Go to a site such as domaintools.com and see... who does own your URL, and is it time for you to renew your registration?

Wednesday, February 07, 2007

But As A Business Model, It's Scary....


Steve Jobs has replied to European regulators, investigating whether Apple should be ordered to license its digital rights management software to its competitors, by suggesting that record companies "should consider dropping the anti-piracy restrictions they impose on music downloads."
"If the big four music companies would license Apple their music without the requirement that it be protected with a DRM, we would switch to selling only DRM-free music on our iTunes store. Every iPod ever made will play this DRM-free music.
I suspect that he's correct, and that sales of DRM-free music would significantly exceed current music sales levels. While some would abuse the system, I would expect music industry profits to nonetheless increase due to the higher levels of sales.
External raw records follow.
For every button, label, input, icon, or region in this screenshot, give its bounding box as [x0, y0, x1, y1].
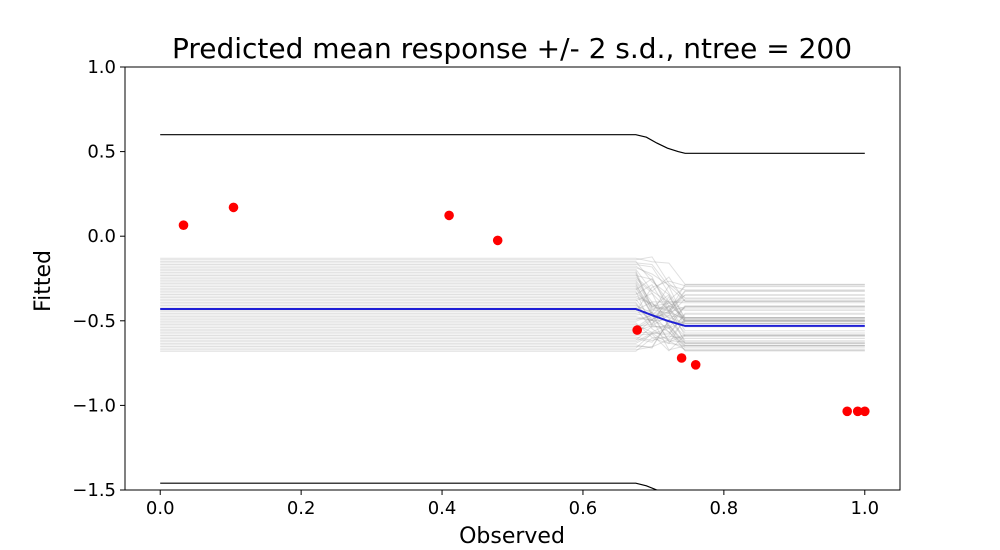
- tree-line: [160, 314, 865, 324]
- tree-line: [160, 264, 865, 318]
- tree-line: [160, 286, 865, 321]
- tree-line: [160, 292, 865, 313]
- y-axis-label: Fitted: [31, 250, 56, 312]
- tree-line: [160, 333, 865, 352]
- y-tick-label: −0.5: [72, 311, 116, 332]
- tree-line: [160, 334, 865, 351]
- tree-line: [160, 305, 865, 327]
- tree-line: [160, 262, 865, 321]
- tree-line: [160, 260, 865, 324]
- tree-line: [160, 270, 865, 332]
- observed-point: [690, 360, 701, 370]
- observed-point: [632, 325, 642, 335]
- y-tick-label: −1.5: [72, 480, 116, 501]
- tree-line: [160, 282, 865, 343]
- observed-point: [842, 406, 852, 417]
- mean-line: [160, 308, 865, 327]
- tree-line: [160, 286, 865, 319]
- y-tick-label: 1.0: [87, 57, 116, 78]
- tree-line: [160, 303, 865, 352]
- tree-line: [160, 323, 865, 344]
- tree-line: [160, 317, 865, 352]
- tree-line: [160, 300, 865, 311]
- x-axis-ticks: 0.0 0.2 0.4 0.6 0.8 1.0: [146, 490, 879, 519]
- tree-line: [160, 280, 865, 313]
- tree-line: [160, 335, 865, 342]
- observed-point: [492, 235, 503, 246]
- x-tick-label: 0.2: [287, 498, 316, 519]
- band-lines: [160, 134, 865, 490]
- x-tick-label: 0.8: [710, 498, 739, 519]
- tree-line: [160, 292, 865, 321]
- tree-line: [160, 298, 865, 332]
- tree-line: [160, 276, 865, 302]
- tree-line: [160, 306, 865, 333]
- observed-point: [178, 220, 189, 230]
- x-tick-label: 0.6: [569, 498, 598, 519]
- tree-line: [160, 275, 865, 304]
- observed-point: [852, 406, 863, 417]
- tree-line: [160, 295, 865, 325]
- tree-line: [160, 281, 865, 310]
- tree-line: [160, 295, 865, 342]
- y-tick-label: 0.5: [87, 142, 116, 163]
- observed-point: [444, 210, 454, 221]
- tree-line: [160, 277, 865, 308]
- tree-line: [160, 325, 865, 349]
- tree-line: [160, 284, 865, 335]
- observed-point: [228, 202, 239, 213]
- y-tick-label: −1.0: [72, 395, 116, 416]
- tree-line: [160, 290, 865, 347]
- tree-line: [160, 271, 865, 347]
- chart-title: Predicted mean response +/- 2 s.d., ntre…: [172, 32, 852, 65]
- lower-band-line: [160, 482, 659, 490]
- mean-line-group: [160, 308, 865, 327]
- tree-line: [160, 318, 865, 351]
- tree-line: [160, 312, 865, 343]
- tree-line: [160, 309, 865, 334]
- tree-line: [160, 287, 865, 319]
- tree-line: [160, 316, 865, 329]
- tree-line: [160, 332, 865, 349]
- y-tick-label: 0.0: [87, 226, 116, 247]
- tree-line: [160, 285, 865, 314]
- tree-line: [160, 306, 865, 349]
- tree-line: [160, 278, 865, 352]
- x-tick-label: 0.0: [146, 498, 175, 519]
- tree-line: [160, 268, 865, 322]
- tree-line: [160, 320, 865, 348]
- tree-line: [160, 265, 865, 344]
- x-tick-label: 0.4: [428, 498, 457, 519]
- plot-frame: [124, 66, 901, 491]
- tree-line: [160, 312, 865, 343]
- tree-line: [160, 305, 865, 336]
- observed-point: [860, 406, 870, 417]
- tree-line: [160, 298, 865, 321]
- tree-line: [160, 257, 865, 285]
- tree-line: [160, 313, 865, 334]
- plot-area: [160, 134, 870, 490]
- tree-line: [160, 284, 865, 314]
- tree-line: [160, 279, 865, 345]
- x-tick-label: 1.0: [850, 498, 879, 519]
- tree-lines: [160, 256, 865, 352]
- tree-line: [160, 290, 865, 312]
- y-axis-ticks: 1.0 0.5 0.0 −0.5 −1.0 −1.5: [72, 57, 125, 501]
- observed-point: [676, 353, 687, 363]
- tree-line: [160, 306, 865, 338]
- tree-line: [160, 267, 865, 291]
- tree-line: [160, 320, 865, 339]
- x-axis-label: Observed: [459, 524, 565, 549]
- tree-line: [160, 290, 865, 329]
- upper-band-line: [160, 134, 865, 154]
- observed-points: [178, 202, 870, 417]
- tree-line: [160, 256, 865, 299]
- tree-line: [160, 304, 865, 321]
- tree-line: [160, 284, 865, 337]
Accuracy and Police Lineups


Many years ago a drunken houseguest of a homeowner down the block from my father's house went down the streets trying doorknobs, and stole items from houses which he discovered to be unlocked. He entered my father's house and came face-to-face with my brother. He fled, but was quickly picked up by the police with a significant number of stolen items.

On the date of his preliminary examination, my brother was asked to show up early and speak to the detective in charge of the case. I was asked to come in as well, as some of my belongings had been stolen. My brother was told that he might be asked to identify the defendant from a line-up. The detective asked my brother a series of questions about the defendant's appearance, and seemed to grow slightly more exasperated with each answer. He left for a few minutes then came back and informed my brother that the defendant had agreed to enter into a plea deal, and that no line-up would occur.

As we were leaving the detective's office we saw a man being taken to court in a jail jumpsuit. My brother said, "That's him." I looked at him and said, "He doesn't look anything like you said he looked." My brother replied, "I know. But it's him."

I remembered that story when reading TalkLeft's post about the Innocence Project's proposals to make line-ups more accurate. One aspect of the proposal:
Selecting lineup fillers according to the witness’s description of the perpetrator as opposed to based on their similarity to the police suspect, thereby lessening the chances that the suspect will stand out.
Had that been done in my brother's situation, the defendant would have stuck out like a sore thumb.

I think this highlights something that the proponents of this idea have overlooked, or perhaps have chosen to overlook. People are pretty good at recognizing faces that they have seen before. But that doesn't mean that they are particularly good at describing what somebody looked like. While a defense lawyer may have had fun with a description from my brother, and might have even been able to use it to impeach the line-up, that would not have made the defendant any less guilty. Realistically, it would probably have caused the police to cancel the line-up... which happened anyway. But, given that my brother was in fact able to accurately identify the defendant when he saw him, would that in fact benefit an innocent defendant?